Ed Whelan’s Amicus Brief in the Prop 8 case
Ed Whelan filed an amicus brief in the Prop 8 case, on behalf of the Ethics and Public Policy Center. RRR’s have seen some of his arguments already in this space. He explodes the contention that the Prop 8 defense team “didn’t provide any evidence.” And in fact shows pretty clearly that Judge Walker echoed the plaintiffs PR arguments. But let me cut directly to Whelan’s bottom line:
What can possibly account for the remarkable series of errors discussed in this brief? Simple incompetence is not a plausible explanation. For starters, the district judge is very experienced and generally well regarded. Further, the thoroughly one-sided nature of the errors is inconsistent with the random pattern that incompetence would generate.
We respectfully submit that the inescapable explanation for the district judge’s performance in this case is that he harbors a deep-seated animus against traditional marriage and that he has been unwilling or unable to contain his animus. That understanding ought to inform this Court’s entire review of the district judge’s ruling.
What leads up to this conclusion is his analysis the Judge’s distortion of the record, distortions that just happened to favor the plaintiffs. For example:
Among the district judge’s many baseless contentions is his claim that “the evidence shows beyond debate that allowing same-sex couples to marry has at least a neutral, if not a positive effect, on the institution of marriage.” ER160-161 (emphasis added). For starters, such an assertion is simply beyond the capacity of the social sciences to sustain….

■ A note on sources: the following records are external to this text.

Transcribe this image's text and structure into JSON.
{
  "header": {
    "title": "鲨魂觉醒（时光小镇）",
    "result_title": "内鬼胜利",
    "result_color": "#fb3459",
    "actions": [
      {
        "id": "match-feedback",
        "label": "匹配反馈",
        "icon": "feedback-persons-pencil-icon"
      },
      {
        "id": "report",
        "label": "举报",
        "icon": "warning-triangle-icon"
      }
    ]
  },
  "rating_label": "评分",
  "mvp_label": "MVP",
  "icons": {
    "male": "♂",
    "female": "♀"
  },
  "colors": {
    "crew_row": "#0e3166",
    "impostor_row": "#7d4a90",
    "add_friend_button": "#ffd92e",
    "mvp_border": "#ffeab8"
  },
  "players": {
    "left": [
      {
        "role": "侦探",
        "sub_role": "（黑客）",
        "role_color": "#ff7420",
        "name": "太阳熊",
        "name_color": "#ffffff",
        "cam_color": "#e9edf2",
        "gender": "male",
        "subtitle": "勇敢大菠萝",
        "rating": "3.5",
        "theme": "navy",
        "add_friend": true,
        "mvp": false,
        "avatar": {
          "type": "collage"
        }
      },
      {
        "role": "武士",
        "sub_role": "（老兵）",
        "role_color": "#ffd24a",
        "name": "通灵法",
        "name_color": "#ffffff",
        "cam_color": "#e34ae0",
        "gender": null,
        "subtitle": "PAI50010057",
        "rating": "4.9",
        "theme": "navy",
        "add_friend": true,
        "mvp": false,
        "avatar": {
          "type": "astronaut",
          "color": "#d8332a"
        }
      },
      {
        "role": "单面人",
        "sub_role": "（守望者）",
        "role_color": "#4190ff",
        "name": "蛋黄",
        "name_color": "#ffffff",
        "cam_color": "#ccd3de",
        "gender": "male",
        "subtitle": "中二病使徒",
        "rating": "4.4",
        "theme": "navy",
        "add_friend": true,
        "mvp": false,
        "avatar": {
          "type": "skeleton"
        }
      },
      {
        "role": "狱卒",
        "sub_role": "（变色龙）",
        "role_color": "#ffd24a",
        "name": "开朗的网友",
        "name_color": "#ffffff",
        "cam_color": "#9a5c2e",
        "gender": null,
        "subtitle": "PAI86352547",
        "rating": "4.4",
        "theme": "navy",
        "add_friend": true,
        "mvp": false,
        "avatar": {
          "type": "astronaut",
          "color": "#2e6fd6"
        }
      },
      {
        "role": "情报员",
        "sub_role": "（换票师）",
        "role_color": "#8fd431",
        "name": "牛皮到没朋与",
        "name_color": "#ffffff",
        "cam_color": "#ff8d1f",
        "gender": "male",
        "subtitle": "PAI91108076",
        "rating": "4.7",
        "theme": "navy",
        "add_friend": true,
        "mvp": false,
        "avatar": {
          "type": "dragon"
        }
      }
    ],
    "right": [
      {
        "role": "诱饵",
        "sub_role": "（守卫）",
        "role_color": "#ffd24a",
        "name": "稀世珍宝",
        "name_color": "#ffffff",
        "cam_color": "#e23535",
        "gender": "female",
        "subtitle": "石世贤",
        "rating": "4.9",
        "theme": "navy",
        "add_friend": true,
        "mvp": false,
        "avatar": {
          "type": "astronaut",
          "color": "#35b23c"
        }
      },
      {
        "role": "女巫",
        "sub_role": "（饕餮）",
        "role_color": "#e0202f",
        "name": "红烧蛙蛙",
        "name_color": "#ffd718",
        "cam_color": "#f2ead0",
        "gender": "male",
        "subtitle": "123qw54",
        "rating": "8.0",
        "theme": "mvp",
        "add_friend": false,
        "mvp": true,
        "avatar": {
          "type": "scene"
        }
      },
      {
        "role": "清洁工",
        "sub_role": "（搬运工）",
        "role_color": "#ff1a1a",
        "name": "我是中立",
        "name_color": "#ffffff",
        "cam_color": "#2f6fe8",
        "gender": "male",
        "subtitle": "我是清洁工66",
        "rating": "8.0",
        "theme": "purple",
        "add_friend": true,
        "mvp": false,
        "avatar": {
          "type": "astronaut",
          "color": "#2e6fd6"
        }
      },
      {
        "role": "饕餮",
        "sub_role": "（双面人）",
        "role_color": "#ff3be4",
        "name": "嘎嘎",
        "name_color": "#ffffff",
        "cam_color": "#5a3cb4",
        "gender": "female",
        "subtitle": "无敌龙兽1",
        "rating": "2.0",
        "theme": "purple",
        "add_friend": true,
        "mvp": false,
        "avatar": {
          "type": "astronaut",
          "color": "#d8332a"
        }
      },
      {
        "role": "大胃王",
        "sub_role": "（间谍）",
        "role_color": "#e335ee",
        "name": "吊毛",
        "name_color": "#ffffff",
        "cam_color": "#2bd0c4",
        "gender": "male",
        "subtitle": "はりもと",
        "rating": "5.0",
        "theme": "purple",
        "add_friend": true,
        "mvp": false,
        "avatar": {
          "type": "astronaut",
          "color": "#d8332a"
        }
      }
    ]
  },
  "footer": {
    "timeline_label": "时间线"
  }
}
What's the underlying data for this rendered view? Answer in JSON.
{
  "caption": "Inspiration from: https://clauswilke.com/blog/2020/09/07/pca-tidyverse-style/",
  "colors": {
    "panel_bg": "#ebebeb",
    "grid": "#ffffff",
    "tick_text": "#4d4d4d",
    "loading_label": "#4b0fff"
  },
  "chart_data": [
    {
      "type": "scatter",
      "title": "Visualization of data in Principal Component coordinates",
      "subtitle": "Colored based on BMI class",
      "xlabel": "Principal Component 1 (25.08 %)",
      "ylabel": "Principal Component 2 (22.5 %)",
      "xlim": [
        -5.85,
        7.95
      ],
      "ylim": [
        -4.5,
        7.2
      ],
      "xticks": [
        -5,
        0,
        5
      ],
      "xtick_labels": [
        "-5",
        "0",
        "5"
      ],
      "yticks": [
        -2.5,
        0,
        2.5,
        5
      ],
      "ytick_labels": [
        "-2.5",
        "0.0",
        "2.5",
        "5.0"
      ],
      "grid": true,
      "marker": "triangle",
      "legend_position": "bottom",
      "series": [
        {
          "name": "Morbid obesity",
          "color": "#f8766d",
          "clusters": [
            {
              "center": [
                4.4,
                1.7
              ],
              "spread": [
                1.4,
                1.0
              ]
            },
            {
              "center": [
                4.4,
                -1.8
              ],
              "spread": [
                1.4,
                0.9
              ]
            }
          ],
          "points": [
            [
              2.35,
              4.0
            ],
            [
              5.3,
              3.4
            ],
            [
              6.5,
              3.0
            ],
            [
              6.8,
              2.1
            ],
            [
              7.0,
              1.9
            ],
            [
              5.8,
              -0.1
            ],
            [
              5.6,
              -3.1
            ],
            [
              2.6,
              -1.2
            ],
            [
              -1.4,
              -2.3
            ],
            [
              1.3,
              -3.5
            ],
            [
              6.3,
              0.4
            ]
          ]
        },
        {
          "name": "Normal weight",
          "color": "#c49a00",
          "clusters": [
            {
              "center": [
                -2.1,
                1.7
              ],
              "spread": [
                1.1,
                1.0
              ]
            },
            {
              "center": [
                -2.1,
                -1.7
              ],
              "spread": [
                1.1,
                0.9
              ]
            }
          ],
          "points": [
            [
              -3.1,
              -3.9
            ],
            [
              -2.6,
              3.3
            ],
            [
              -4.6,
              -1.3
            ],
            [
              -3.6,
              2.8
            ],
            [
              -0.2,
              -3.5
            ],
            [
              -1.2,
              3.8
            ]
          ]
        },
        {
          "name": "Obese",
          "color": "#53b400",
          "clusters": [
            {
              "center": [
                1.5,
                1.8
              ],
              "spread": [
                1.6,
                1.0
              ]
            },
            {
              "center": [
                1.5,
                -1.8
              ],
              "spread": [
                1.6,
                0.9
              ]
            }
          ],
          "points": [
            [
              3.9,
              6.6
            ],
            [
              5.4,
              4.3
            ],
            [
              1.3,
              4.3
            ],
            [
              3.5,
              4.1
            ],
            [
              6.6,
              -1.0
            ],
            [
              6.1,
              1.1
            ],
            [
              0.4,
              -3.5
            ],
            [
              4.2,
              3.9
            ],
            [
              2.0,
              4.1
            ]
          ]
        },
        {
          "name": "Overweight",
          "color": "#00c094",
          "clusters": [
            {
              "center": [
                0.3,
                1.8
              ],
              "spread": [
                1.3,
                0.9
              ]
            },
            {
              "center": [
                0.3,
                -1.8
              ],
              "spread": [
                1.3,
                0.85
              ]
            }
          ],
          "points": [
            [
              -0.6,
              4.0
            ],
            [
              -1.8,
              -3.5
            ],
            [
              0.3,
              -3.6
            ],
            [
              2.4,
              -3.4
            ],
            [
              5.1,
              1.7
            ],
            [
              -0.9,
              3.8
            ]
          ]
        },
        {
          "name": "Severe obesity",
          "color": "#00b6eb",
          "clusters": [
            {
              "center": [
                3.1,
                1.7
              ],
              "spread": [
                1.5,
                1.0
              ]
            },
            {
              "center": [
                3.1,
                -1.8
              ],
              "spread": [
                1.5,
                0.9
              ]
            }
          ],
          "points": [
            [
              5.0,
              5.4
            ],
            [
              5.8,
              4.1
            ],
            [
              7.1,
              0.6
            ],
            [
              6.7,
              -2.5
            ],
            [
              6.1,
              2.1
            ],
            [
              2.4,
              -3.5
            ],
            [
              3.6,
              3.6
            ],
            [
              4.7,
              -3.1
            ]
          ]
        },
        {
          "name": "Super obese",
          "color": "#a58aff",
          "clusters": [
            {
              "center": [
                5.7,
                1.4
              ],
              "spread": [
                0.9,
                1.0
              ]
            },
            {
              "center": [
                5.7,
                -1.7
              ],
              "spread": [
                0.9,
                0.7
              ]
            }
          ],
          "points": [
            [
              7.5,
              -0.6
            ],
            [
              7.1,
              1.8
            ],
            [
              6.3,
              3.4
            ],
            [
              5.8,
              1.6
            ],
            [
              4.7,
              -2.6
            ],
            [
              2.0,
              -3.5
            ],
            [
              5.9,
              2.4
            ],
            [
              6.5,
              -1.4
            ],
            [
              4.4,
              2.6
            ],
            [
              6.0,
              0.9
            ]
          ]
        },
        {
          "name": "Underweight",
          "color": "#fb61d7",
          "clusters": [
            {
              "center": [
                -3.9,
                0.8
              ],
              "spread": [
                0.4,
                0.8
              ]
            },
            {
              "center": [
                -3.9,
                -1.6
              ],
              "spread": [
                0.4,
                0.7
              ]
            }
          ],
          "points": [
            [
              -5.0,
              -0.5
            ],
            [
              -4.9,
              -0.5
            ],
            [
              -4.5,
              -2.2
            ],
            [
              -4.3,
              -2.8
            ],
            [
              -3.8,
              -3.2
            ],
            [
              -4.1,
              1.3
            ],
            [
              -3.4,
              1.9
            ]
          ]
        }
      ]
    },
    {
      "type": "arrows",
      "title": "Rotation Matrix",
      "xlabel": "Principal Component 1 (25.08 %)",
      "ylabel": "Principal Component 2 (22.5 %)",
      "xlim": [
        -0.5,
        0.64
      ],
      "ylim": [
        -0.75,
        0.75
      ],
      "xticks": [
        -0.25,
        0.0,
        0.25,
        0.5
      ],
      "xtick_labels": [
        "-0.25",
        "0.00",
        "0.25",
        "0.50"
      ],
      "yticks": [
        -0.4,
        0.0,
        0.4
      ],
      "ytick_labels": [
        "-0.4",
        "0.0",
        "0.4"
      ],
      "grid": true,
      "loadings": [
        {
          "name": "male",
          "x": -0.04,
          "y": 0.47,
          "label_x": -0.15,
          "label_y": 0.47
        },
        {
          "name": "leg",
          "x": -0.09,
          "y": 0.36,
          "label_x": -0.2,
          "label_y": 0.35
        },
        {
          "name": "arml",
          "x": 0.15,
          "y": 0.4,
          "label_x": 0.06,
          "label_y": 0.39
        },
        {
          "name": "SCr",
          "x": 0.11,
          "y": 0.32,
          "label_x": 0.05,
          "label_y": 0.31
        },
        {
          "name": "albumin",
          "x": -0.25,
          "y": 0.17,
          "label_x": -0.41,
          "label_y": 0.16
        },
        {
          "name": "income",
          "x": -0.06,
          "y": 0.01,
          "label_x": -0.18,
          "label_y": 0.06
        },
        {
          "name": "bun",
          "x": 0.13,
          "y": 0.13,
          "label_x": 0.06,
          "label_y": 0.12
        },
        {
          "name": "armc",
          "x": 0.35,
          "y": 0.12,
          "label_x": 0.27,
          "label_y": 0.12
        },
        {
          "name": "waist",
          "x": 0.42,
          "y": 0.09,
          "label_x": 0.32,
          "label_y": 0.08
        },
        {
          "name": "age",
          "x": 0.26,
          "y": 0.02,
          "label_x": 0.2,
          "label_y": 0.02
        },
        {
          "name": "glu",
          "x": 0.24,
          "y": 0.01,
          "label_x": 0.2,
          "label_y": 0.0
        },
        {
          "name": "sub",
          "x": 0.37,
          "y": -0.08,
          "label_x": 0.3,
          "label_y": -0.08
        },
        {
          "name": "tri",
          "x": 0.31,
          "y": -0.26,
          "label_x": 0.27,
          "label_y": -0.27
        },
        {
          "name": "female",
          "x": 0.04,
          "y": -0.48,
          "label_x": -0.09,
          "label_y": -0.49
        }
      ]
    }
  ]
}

Further, as proponents demonstrate, the district judge’s extravagant claim rests almost entirely on the testimony of a single expert witness for plaintiffs, Professor Letitia Peplau, who specifically disclaimed that her limited statistics on marriage and divorce rates in Massachusetts were “necessarily serious indicators of anything.” ER241:1-2. The district judge’s claim also simply ignores the admission by another of plaintiffs’ expert witnesses, Professor Nancy Cott, that it is “impossible” to know what the consequences of same-sex marriage would be because “no one predicts the future that accurately.” ER226:17-22. And the district judge’s claim also fails to acknowledge, much less address, evidence in the record about negative trends in the Netherlands — on marriage rates and nonmarital childrearing — that were exacerbated in the aftermath of that country’s adoption of same-sex marriage. See Proponents’ Brief at 101-102.
The district judge’s misplaced certitude about the long-term impact of same-sex marriage stands in sharp contrast to the modest acknowledgment by proponents’ counsel at the summary-judgment hearing in October 2009 that he didn’t “know” what the long-term impact of same-sex marriage would be. In his opinion, the district judge clips counsel’s comment out of context in a manner that distorts his message by falsely suggesting that counsel’s epistemological modesty amounted to some sort of concession that same-sex marriage did not pose any significant potential harmful effects:
At oral argument on proponents’ motion for summary judgment, the court posed to proponents’ counsel the assumption that “the state’s interest in marriage is procreative” and inquired how permitting same-sex marriage impairs or adversely affects that interest. Counsel replied that the inquiry was “not the legally relevant question,” but when pressed for an answer, counsel replied: Your honor, my answer is: I don’t know. I don’t know.
Despite this response, proponents in their trial brief promised to “demonstrate that redefining marriage to encompass same-sex relationships” would effect some twenty-three specific harmful consequences.
ER44 (emphasis added; citations omitted). Here again, the district judge’s distortion mirrors plaintiffs’ own distortion in their public-relations messaging.